Figure 1.1: Summit T3-16 Analyzer
With advanced features such as support for PCI Express Spec 3.0, data rates from
2.5 to 8.0 GBps, lane widths from x1 to x16, and a full 8 GB of memory, the Summit T3‐16
provides unmatched capability and flexibility for developers and users of advanced PCI
Express products. The Summit T3‐16 is the most advanced and sophisticated PCI Express
Analyzer available in the market today.
As with other Teledyne LeCroy PCI Express analyzers, the Summit T3‐16 leverages the
intuitive and powerful CATC Trace analysis software system, embedding a deep
understanding of the PCI Express protocol hierarchy and intricacies. The colorful, intuitive
and easy‐to‐use graphical display allows you to quickly capture and validate PCI Express
product designs.
In addition to a full suite of advanced hardware and software features, the Summit T3‐16
has user‐convenience and analysis features, such as support for “lane swizzling,” which
allows a board developer to lay out a mid‐bus probe pad with lanes in non‐standard
order, simplifying the design of the board. Internally, the Summit T3‐16 maps the lanes
back into their correct order and accurately displays the embedded bus traffic. An
optional Bit Tracer mode allows bytes to be recorded as they come across the link,
allowing debugging of PHY layer problems and combining the features of a logic analyzer
format with a protocol analyzer format.
The Summit T3‐16 supports USB and GIGE host interfaces.

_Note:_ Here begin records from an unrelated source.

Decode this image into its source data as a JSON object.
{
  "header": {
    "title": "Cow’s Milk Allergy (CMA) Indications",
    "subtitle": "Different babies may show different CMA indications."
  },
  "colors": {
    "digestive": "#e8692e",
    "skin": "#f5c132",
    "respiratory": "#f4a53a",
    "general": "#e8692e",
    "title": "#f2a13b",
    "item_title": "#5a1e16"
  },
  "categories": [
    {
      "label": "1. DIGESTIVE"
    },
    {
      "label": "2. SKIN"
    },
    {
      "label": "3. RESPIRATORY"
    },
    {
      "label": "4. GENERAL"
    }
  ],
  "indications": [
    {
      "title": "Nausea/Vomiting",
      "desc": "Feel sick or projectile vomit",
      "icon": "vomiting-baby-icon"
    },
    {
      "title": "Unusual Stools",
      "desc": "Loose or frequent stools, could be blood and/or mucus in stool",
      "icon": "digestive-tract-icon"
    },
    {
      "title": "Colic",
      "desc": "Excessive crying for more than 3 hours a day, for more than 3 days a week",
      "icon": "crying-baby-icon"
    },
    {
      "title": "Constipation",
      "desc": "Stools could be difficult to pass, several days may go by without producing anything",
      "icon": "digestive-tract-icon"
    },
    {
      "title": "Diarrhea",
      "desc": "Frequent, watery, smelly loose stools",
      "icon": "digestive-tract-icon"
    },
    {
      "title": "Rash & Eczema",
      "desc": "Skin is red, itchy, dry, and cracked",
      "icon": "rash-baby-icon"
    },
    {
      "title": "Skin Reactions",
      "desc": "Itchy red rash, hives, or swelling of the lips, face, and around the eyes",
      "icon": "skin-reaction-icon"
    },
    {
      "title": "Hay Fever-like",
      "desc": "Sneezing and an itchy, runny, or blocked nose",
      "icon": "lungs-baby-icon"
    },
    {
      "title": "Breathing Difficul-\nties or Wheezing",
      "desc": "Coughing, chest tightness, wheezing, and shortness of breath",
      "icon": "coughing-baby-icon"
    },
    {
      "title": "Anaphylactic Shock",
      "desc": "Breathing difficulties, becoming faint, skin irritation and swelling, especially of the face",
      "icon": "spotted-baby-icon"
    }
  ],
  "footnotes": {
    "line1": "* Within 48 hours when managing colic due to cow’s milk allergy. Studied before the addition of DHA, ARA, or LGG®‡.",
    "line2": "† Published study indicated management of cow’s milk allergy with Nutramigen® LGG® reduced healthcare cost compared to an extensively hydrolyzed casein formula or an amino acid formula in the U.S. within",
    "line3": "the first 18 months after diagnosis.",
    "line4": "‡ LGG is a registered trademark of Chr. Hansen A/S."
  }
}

By connecting over GIGE,
engineers can operate the system remotely (for example, install the client software on
their desktop systems to control an analyzer operating in a remote lab). Also, multiple
engineers working collaboratively can time‐share use of a single analyzer, reducing the
need for an additional analyzer for each engineer and increasing the cost effectiveness of
the product.